A new $5.6 billion Pilbara iron ore development in Western Australia could create more than 3,300 jobs.
Western Australia is on track to get a new $5.6 billion Pilbara iron ore mine after the State Government signed an agreement with the Balla Balla Infrastructure Group (BBIG), controlled by New Zealand's billion dollar company, the Todd Corporation.
Premier Colin Barnett said the BBIG would build the 6 to 10 million per annum new iron ore export facility at Balla Balla, near Whim Creek, on the Pilbara coast between Karratha and Port Hedland. The development will include a 162-kilometre railway linking it to iron ore deposits in central Pilbara. The new mine would facilitate further growth in the resources industry with construction to potentially begin as early as 2018.
"This State Agreement includes a requirement for local industry participation and community development plans to be submitted to the Government for approval, maximising the benefits of the project for West Australians," Mr Barnett said.
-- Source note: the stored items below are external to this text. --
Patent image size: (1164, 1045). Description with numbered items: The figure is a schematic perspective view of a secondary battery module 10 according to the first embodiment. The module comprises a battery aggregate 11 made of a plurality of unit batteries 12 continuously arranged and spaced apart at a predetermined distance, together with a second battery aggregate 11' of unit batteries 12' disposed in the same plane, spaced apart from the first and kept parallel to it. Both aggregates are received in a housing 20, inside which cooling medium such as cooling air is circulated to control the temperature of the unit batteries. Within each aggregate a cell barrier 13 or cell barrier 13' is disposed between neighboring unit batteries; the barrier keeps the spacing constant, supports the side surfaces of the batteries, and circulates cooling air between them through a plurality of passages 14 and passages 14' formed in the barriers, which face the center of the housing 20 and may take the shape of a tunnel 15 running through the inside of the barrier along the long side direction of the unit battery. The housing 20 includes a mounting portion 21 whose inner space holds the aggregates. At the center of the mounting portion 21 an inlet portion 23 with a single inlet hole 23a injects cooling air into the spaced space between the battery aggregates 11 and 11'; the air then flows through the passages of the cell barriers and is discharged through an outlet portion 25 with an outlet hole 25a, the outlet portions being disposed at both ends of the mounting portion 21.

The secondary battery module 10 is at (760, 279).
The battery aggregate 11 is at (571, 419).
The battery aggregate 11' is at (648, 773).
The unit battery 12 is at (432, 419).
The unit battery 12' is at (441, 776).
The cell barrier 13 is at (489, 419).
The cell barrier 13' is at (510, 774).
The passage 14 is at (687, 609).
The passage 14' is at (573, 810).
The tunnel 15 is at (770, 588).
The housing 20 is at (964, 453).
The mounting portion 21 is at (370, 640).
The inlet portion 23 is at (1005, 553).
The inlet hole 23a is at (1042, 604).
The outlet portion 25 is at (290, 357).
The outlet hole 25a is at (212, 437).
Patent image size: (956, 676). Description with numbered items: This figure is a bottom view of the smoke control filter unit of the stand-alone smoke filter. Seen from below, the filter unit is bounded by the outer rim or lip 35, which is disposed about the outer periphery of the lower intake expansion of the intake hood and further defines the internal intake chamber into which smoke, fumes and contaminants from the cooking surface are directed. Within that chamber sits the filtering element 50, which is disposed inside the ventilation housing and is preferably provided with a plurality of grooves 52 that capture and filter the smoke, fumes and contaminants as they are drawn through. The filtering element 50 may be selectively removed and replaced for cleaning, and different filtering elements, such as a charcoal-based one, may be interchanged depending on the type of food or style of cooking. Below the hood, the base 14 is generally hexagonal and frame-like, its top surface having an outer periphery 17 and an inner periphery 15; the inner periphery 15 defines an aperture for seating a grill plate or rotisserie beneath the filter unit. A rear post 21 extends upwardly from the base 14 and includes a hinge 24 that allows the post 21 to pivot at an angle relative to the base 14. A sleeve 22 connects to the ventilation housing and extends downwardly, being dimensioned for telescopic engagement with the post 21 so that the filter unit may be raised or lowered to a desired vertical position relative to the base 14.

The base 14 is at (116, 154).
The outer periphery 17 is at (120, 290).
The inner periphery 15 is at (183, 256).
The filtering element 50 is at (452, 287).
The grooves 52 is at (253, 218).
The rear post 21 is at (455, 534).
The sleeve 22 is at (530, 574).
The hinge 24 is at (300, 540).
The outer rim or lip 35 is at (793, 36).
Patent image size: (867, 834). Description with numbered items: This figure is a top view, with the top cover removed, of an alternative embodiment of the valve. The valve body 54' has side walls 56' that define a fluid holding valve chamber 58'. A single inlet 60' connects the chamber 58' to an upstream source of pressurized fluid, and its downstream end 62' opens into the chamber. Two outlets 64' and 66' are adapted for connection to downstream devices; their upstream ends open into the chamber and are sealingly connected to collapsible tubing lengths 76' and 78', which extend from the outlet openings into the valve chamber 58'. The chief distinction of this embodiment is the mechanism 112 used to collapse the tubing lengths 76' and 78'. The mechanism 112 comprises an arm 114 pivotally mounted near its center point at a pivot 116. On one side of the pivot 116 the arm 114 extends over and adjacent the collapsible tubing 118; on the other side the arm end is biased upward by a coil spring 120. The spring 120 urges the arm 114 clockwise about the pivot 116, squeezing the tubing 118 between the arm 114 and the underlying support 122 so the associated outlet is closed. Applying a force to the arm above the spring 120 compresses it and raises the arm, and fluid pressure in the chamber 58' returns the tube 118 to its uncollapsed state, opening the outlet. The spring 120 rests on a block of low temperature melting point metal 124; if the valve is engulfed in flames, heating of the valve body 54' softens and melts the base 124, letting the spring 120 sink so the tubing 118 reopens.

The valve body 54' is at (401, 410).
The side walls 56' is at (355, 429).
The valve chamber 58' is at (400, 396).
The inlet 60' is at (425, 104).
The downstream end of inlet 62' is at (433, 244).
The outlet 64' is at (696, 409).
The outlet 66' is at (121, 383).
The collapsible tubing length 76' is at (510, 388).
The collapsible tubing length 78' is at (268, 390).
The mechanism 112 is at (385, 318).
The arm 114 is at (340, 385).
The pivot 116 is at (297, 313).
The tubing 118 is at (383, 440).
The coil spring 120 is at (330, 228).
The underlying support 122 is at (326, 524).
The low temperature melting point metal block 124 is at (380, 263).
State Development Minister Bill Marmion said despite a downturn in the mining sector, there was still investment opportunities in Western Australia's resources sector.
State Agreements provide certainty for business, resulting in longer-term investment and advantages for the West Australian economy through jobs and community benefits," Mr Marmion said.
Since 2008, WA had climbed to number one in the Annual Fraser Institute Investment Attractiveness Index.
Western Australia is ranked as the best jurisdiction in the world for mining industry investment - this ranking is the direct result of the Liberal National Government providing the right environment to encourage the continued development of our resources industry," Mr Marmion said.
However, here are still a few hurdles ahead with the success of the project dependent on the Todd Corporation striking a deal with ASX-listed Flinders Mines, which owns and wants to develop the Flinders Pilbara iron ore project. Todd Corporation is Flinders' largest shareholder with a 53% stake.
Mr Barnett said WA contributed to about half of the international trade in iron ore and that meant there would always be new projects and new mines needed to replace and maintain existing rates.
To all those people willing to write off the resources sector in Western Australia, you're wrong," he said.
The project is expected to create 3,300 jobs during construction and 910 jobs once operational. The BBIG has expressed that it would like to employ a residential workforce rather than fly-in, fly-out workers. Great news for our Pilbara friends!